In the end, he climbed. Step by step, like a burdened snail. Sweat drenched his clothes. The lamb soup sloshed in his hand, as if it too sighed with exhaustion. When he knocked on the door, a young man in a suit took the soup, frowned at him, glanced at the soup, said nothing, and shut the door with a "bang."

Coming down, his calves were trembling. He leaned against his electric scooter and opened the app. Sure enough, a new bad review was glaringly present: "Severely late, affected my meeting." It was followed by an angry emoji.

Old Wang looked at the emoji and suddenly laughed. He laughed loudly, attracting glances from passersby. He thought this world was just too interesting, too damned interesting. He, Old Wang, a middle-aged man just trying to earn some hard money with his labor, had somehow become the "God of Bad Reviews," poked and prodded by countless anonymous fingers in a virtual temple built of digits.

He got on his electric scooter and started it. The engine let out a hoarse roar, like the last gasp of someone strangled by life. He didn't head home but rode aimlessly, weaving through the neon-lit, bustling streets. He felt like a ghost, a specter of the digital age. The city was a vast labyrinth, the algorithm an unforgiving judge, and he, the prisoner forever running, forever judged, forever unable to find an exit.

The light ahead turned red. He stopped, watching the flow of cars and people, and suddenly felt everything had lost its meaning. Good reviews, bad reviews, speed, money... these things floated like soap bubbles in the night sky, then popped, one by one. He thought, maybe being the "God of Bad Reviews" wasn't so bad after all. At least the title was unique, absurd, and damned darkly humorous.

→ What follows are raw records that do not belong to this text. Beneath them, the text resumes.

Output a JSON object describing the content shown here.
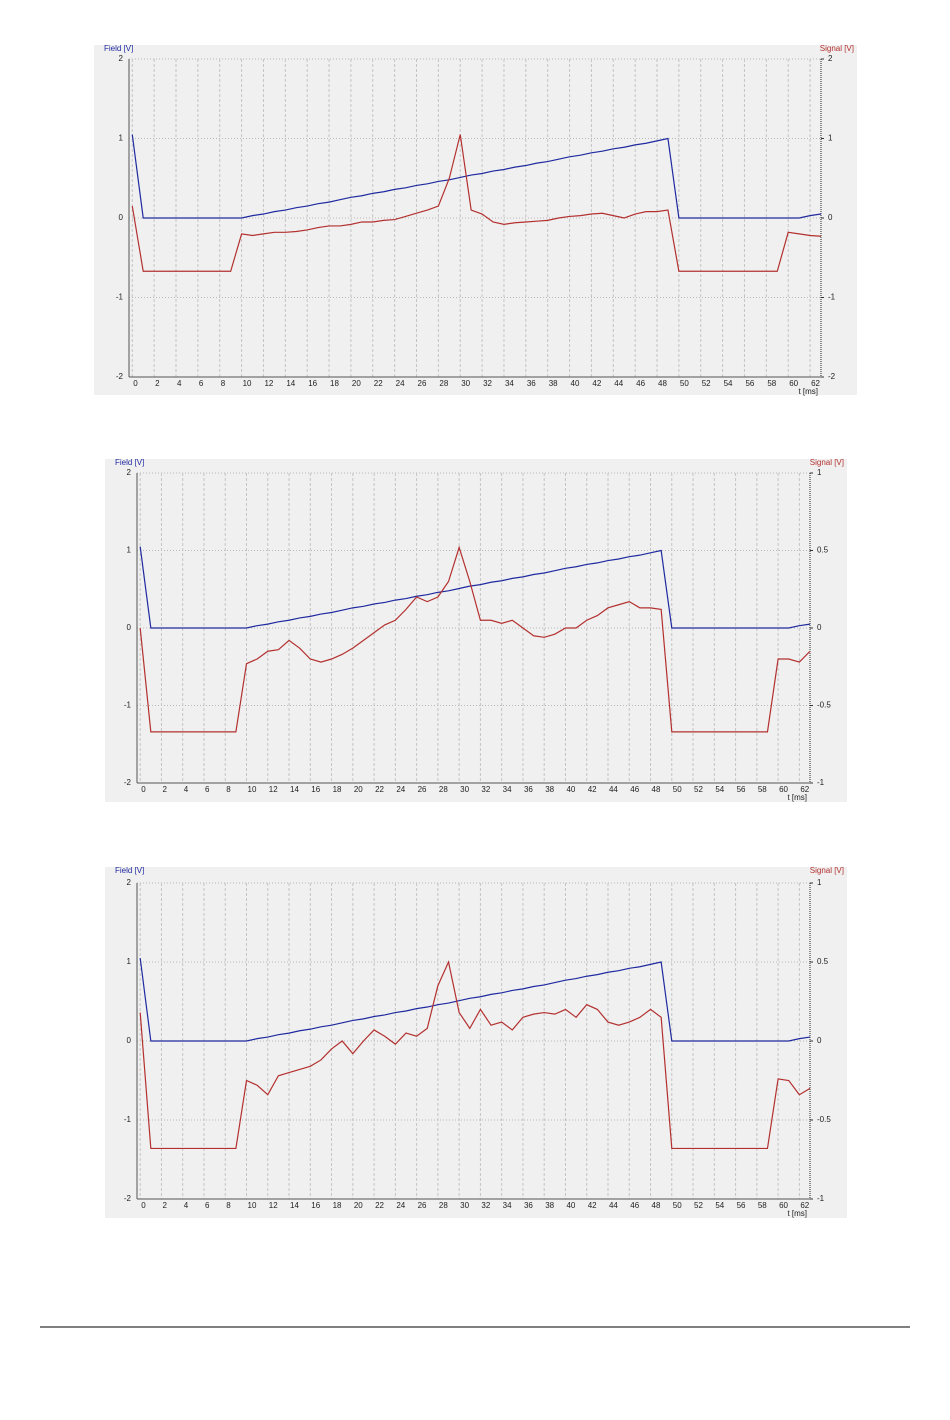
{
  "chart_data": [
    {
      "type": "line",
      "y_label": "Field [V]",
      "y2_label": "Signal [V]",
      "x_label": "t [ms]",
      "x": [
        0,
        1,
        2,
        3,
        4,
        5,
        6,
        7,
        8,
        9,
        10,
        11,
        12,
        13,
        14,
        15,
        16,
        17,
        18,
        19,
        20,
        21,
        22,
        23,
        24,
        25,
        26,
        27,
        28,
        29,
        30,
        31,
        32,
        33,
        34,
        35,
        36,
        37,
        38,
        39,
        40,
        41,
        42,
        43,
        44,
        45,
        46,
        47,
        48,
        49,
        50,
        51,
        52,
        53,
        54,
        55,
        56,
        57,
        58,
        59,
        60,
        61,
        62,
        63
      ],
      "xlim": [
        -0.3,
        63
      ],
      "xticks": [
        0,
        2,
        4,
        6,
        8,
        10,
        12,
        14,
        16,
        18,
        20,
        22,
        24,
        26,
        28,
        30,
        32,
        34,
        36,
        38,
        40,
        42,
        44,
        46,
        48,
        50,
        52,
        54,
        56,
        58,
        60,
        62
      ],
      "ylim": [
        -2,
        2
      ],
      "yticks": [
        -2,
        -1,
        0,
        1,
        2
      ],
      "y2lim": [
        -2,
        2
      ],
      "y2ticks": [
        -2,
        -1,
        0,
        1,
        2
      ],
      "grid": true,
      "series": [
        {
          "name": "Field",
          "color": "#1f2aa0",
          "values": [
            1.05,
            0,
            0,
            0,
            0,
            0,
            0,
            0,
            0,
            0,
            0,
            0.03,
            0.05,
            0.08,
            0.1,
            0.13,
            0.15,
            0.18,
            0.2,
            0.23,
            0.26,
            0.28,
            0.31,
            0.33,
            0.36,
            0.38,
            0.41,
            0.43,
            0.46,
            0.48,
            0.51,
            0.54,
            0.56,
            0.59,
            0.61,
            0.64,
            0.66,
            0.69,
            0.71,
            0.74,
            0.77,
            0.79,
            0.82,
            0.84,
            0.87,
            0.89,
            0.92,
            0.94,
            0.97,
            1.0,
            0,
            0,
            0,
            0,
            0,
            0,
            0,
            0,
            0,
            0,
            0,
            0,
            0.03,
            0.05
          ]
        },
        {
          "name": "Signal",
          "color": "#b3302f",
          "axis": "y2",
          "values": [
            0.15,
            -0.67,
            -0.67,
            -0.67,
            -0.67,
            -0.67,
            -0.67,
            -0.67,
            -0.67,
            -0.67,
            -0.2,
            -0.22,
            -0.2,
            -0.18,
            -0.18,
            -0.17,
            -0.15,
            -0.12,
            -0.1,
            -0.1,
            -0.08,
            -0.05,
            -0.05,
            -0.03,
            -0.02,
            0.02,
            0.06,
            0.1,
            0.15,
            0.5,
            1.05,
            0.1,
            0.05,
            -0.05,
            -0.08,
            -0.06,
            -0.05,
            -0.04,
            -0.03,
            0,
            0.02,
            0.03,
            0.05,
            0.06,
            0.03,
            0,
            0.05,
            0.08,
            0.08,
            0.1,
            -0.67,
            -0.67,
            -0.67,
            -0.67,
            -0.67,
            -0.67,
            -0.67,
            -0.67,
            -0.67,
            -0.67,
            -0.18,
            -0.2,
            -0.22,
            -0.23
          ]
        }
      ]
    },
    {
      "type": "line",
      "y_label": "Field [V]",
      "y2_label": "Signal [V]",
      "x_label": "t [ms]",
      "x": [
        0,
        1,
        2,
        3,
        4,
        5,
        6,
        7,
        8,
        9,
        10,
        11,
        12,
        13,
        14,
        15,
        16,
        17,
        18,
        19,
        20,
        21,
        22,
        23,
        24,
        25,
        26,
        27,
        28,
        29,
        30,
        31,
        32,
        33,
        34,
        35,
        36,
        37,
        38,
        39,
        40,
        41,
        42,
        43,
        44,
        45,
        46,
        47,
        48,
        49,
        50,
        51,
        52,
        53,
        54,
        55,
        56,
        57,
        58,
        59,
        60,
        61,
        62,
        63
      ],
      "xlim": [
        -0.3,
        63
      ],
      "xticks": [
        0,
        2,
        4,
        6,
        8,
        10,
        12,
        14,
        16,
        18,
        20,
        22,
        24,
        26,
        28,
        30,
        32,
        34,
        36,
        38,
        40,
        42,
        44,
        46,
        48,
        50,
        52,
        54,
        56,
        58,
        60,
        62
      ],
      "ylim": [
        -2,
        2
      ],
      "yticks": [
        -2,
        -1,
        0,
        1,
        2
      ],
      "y2lim": [
        -1,
        1
      ],
      "y2ticks": [
        -1,
        -0.5,
        0,
        0.5,
        1
      ],
      "grid": true,
      "series": [
        {
          "name": "Field",
          "color": "#1f2aa0",
          "values": [
            1.05,
            0,
            0,
            0,
            0,
            0,
            0,
            0,
            0,
            0,
            0,
            0.03,
            0.05,
            0.08,
            0.1,
            0.13,
            0.15,
            0.18,
            0.2,
            0.23,
            0.26,
            0.28,
            0.31,
            0.33,
            0.36,
            0.38,
            0.41,
            0.43,
            0.46,
            0.48,
            0.51,
            0.54,
            0.56,
            0.59,
            0.61,
            0.64,
            0.66,
            0.69,
            0.71,
            0.74,
            0.77,
            0.79,
            0.82,
            0.84,
            0.87,
            0.89,
            0.92,
            0.94,
            0.97,
            1.0,
            0,
            0,
            0,
            0,
            0,
            0,
            0,
            0,
            0,
            0,
            0,
            0,
            0.03,
            0.05
          ]
        },
        {
          "name": "Signal",
          "color": "#b3302f",
          "axis": "y2",
          "values": [
            0,
            -0.67,
            -0.67,
            -0.67,
            -0.67,
            -0.67,
            -0.67,
            -0.67,
            -0.67,
            -0.67,
            -0.23,
            -0.2,
            -0.15,
            -0.14,
            -0.08,
            -0.13,
            -0.2,
            -0.22,
            -0.2,
            -0.17,
            -0.13,
            -0.08,
            -0.03,
            0.02,
            0.05,
            0.12,
            0.2,
            0.17,
            0.2,
            0.3,
            0.52,
            0.3,
            0.05,
            0.05,
            0.03,
            0.05,
            0,
            -0.05,
            -0.06,
            -0.04,
            0,
            0,
            0.05,
            0.08,
            0.13,
            0.15,
            0.17,
            0.13,
            0.13,
            0.12,
            -0.67,
            -0.67,
            -0.67,
            -0.67,
            -0.67,
            -0.67,
            -0.67,
            -0.67,
            -0.67,
            -0.67,
            -0.2,
            -0.2,
            -0.22,
            -0.15
          ]
        }
      ]
    },
    {
      "type": "line",
      "y_label": "Field [V]",
      "y2_label": "Signal [V]",
      "x_label": "t [ms]",
      "x": [
        0,
        1,
        2,
        3,
        4,
        5,
        6,
        7,
        8,
        9,
        10,
        11,
        12,
        13,
        14,
        15,
        16,
        17,
        18,
        19,
        20,
        21,
        22,
        23,
        24,
        25,
        26,
        27,
        28,
        29,
        30,
        31,
        32,
        33,
        34,
        35,
        36,
        37,
        38,
        39,
        40,
        41,
        42,
        43,
        44,
        45,
        46,
        47,
        48,
        49,
        50,
        51,
        52,
        53,
        54,
        55,
        56,
        57,
        58,
        59,
        60,
        61,
        62,
        63
      ],
      "xlim": [
        -0.3,
        63
      ],
      "xticks": [
        0,
        2,
        4,
        6,
        8,
        10,
        12,
        14,
        16,
        18,
        20,
        22,
        24,
        26,
        28,
        30,
        32,
        34,
        36,
        38,
        40,
        42,
        44,
        46,
        48,
        50,
        52,
        54,
        56,
        58,
        60,
        62
      ],
      "ylim": [
        -2,
        2
      ],
      "yticks": [
        -2,
        -1,
        0,
        1,
        2
      ],
      "y2lim": [
        -1,
        1
      ],
      "y2ticks": [
        -1,
        -0.5,
        0,
        0.5,
        1
      ],
      "grid": true,
      "series": [
        {
          "name": "Field",
          "color": "#1f2aa0",
          "values": [
            1.05,
            0,
            0,
            0,
            0,
            0,
            0,
            0,
            0,
            0,
            0,
            0.03,
            0.05,
            0.08,
            0.1,
            0.13,
            0.15,
            0.18,
            0.2,
            0.23,
            0.26,
            0.28,
            0.31,
            0.33,
            0.36,
            0.38,
            0.41,
            0.43,
            0.46,
            0.48,
            0.51,
            0.54,
            0.56,
            0.59,
            0.61,
            0.64,
            0.66,
            0.69,
            0.71,
            0.74,
            0.77,
            0.79,
            0.82,
            0.84,
            0.87,
            0.89,
            0.92,
            0.94,
            0.97,
            1.0,
            0,
            0,
            0,
            0,
            0,
            0,
            0,
            0,
            0,
            0,
            0,
            0,
            0.03,
            0.05
          ]
        },
        {
          "name": "Signal",
          "color": "#b3302f",
          "axis": "y2",
          "values": [
            0.18,
            -0.68,
            -0.68,
            -0.68,
            -0.68,
            -0.68,
            -0.68,
            -0.68,
            -0.68,
            -0.68,
            -0.25,
            -0.28,
            -0.34,
            -0.22,
            -0.2,
            -0.18,
            -0.16,
            -0.12,
            -0.05,
            0,
            -0.08,
            0,
            0.07,
            0.03,
            -0.02,
            0.05,
            0.03,
            0.08,
            0.35,
            0.5,
            0.18,
            0.08,
            0.2,
            0.1,
            0.12,
            0.07,
            0.15,
            0.17,
            0.18,
            0.17,
            0.2,
            0.15,
            0.23,
            0.2,
            0.12,
            0.1,
            0.12,
            0.15,
            0.2,
            0.15,
            -0.68,
            -0.68,
            -0.68,
            -0.68,
            -0.68,
            -0.68,
            -0.68,
            -0.68,
            -0.68,
            -0.68,
            -0.24,
            -0.25,
            -0.34,
            -0.3
          ]
        }
      ]
    }
  ]
}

The light turned green. He twisted the throttle and merged into the traffic, like a drop of water into a muddy river. He was still delivering food, still collecting bad reviews. He didn't know how much longer he could do this, nor whether he'd be "optimized" by the system tomorrow for too many bad reviews. But he kept riding, like a silent, stubborn, resigned beast of burden, carrying this absurd world, continuing his wandering. The night was deep, the streetlights dim, casting his shadow long, like a giant question mark printed on the cold asphalt road.